For Richard White there was “no big bang improvement”. He made significant changes slowly over 10 years, including externalising WiseTech Global’s consulting division. “Being successful is as much about what you decide not to do,” he says. “I gave up about $5 million in revenue in consulting services but I dramatically increased the company’s other revenue because it enabled us to break that constraint and move forward, to do hundreds more implementations.”
Plan for greatness and what comes after
Nothing really prepares you for success, says Bassat, whose company now has a market capitalisation of an estimated $6.2 billion. “My mindset is not on how well the business goes but on the next round of challenges and opportunities. You want to think about what happens if it doesn’t work but you have to think about what happens if it does work.”
De Corti was ready for the profit she made in the third year, $50,000, but not the next few years. “I wasn’t prepared for turnover of $100 million in year six. I didn’t quite know why I got there.” She started employing more and more people “who I thought knew better than I did. I lost my connection to the product, to why I started Enjo. That was detrimental to the business.”
You are not your competition
“Understand what your competitors are doing but focus on yourself,” says Freeman. “As soon as you take the focus off your business and start worrying about what your competitors are doing – that’s when they’ll get more traction.” He looks to Steve Jobs’ explanation of why Apple was more innovative than Microsoft: while Apple’s rivals were fixated on what it was launching, Apple was searching for the next big thing.

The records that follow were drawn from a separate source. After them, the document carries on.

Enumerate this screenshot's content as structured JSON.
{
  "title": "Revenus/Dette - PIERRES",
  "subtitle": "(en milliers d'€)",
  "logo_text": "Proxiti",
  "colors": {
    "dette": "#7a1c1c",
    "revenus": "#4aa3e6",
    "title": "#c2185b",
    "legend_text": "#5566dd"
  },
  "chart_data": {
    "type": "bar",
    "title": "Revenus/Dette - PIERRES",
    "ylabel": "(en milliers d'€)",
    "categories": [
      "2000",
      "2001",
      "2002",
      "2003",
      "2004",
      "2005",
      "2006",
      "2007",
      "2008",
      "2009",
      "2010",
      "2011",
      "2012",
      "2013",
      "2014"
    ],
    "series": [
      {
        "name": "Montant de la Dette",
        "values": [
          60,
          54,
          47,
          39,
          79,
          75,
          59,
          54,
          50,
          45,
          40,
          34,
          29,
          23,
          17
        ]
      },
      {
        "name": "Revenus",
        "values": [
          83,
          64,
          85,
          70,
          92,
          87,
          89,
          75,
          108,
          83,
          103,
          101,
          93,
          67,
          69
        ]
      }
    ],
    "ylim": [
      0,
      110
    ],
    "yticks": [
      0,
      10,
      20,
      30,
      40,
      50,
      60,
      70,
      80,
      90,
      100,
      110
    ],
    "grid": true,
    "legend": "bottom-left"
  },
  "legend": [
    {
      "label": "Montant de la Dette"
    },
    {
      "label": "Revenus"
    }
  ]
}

With 700 self-employed salespeople, de Corti’s Enjo has turned over some $1 billion in 25 years and her goal is to reach 30 per cent of households in Australia. Although she doesn’t have the resources to advertise on TV “five times a night” like some cleaning and skincare brands, she appreciates her competition’s mass branding “because people will always come back to us. We have so much environmental credibility”. White quotes Andy Grove, the late former CEO and chairman of Intel: “Only the paranoid survive.”
Make every hire count
WiseTech Global has 1600 employees across 42 locations and revenue of more than $320 million. Before going worldwide, White introduced the Productivity Acceleration and Visualisation Engine, technology that automates workflow scheduling, visibility, prioritisation and measurement tools. “It’s a sophisticated answer to a problem of scale. Companies run into problems when they start shoving in lots of policies and layers of management. We work in reverse – principles, not policies. The culture is the core of the company and fixture of the system. Our teams are self-regulating.”
De Corti says that not trusting her own judgement was a big mistake. “I thought I needed to invest $200,000 in someone with a business or marketing degree to help run the company as we were expanding – good at computer programs but they don’t always understand what’s best for your company.”

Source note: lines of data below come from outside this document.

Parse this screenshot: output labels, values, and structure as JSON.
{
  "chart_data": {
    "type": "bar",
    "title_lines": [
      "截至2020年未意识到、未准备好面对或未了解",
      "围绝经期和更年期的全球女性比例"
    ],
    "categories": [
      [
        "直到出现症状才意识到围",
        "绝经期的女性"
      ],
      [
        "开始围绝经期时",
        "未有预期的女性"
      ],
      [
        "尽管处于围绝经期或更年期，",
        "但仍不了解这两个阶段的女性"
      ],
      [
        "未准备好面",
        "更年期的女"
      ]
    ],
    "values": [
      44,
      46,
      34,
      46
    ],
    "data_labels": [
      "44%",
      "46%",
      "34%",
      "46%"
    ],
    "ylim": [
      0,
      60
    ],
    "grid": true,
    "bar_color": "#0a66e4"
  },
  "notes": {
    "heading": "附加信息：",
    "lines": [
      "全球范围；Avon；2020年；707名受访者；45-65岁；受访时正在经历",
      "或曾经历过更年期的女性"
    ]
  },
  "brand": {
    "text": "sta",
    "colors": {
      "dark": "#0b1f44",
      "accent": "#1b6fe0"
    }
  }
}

Bassat, who oversees 6000 employees in 18 countries, agrees: “When you’re a small company it’s hard to attract the right people. We focused too much on getting someone quickly. Getting the wrong people caused massive pain.” Hiring is always a trial, concedes Brooks. “Getting people who understand our niche industry has been a challenge. The cost of displacing people can be detrimental to the company.”
If you share your vision with your people “they start to want to work for you,” says O’Brien, whose staff grew from two to more than 50, plus 260 subcontractors, in 11 years. “As your market strength grows, people are driven towards companies that have a sense of community, that value their employees. There are people with completely different backgrounds who I’ve trained and brought along but, wow, you should see them fly now. It’s about people wanting to achieve their dreams through your company.”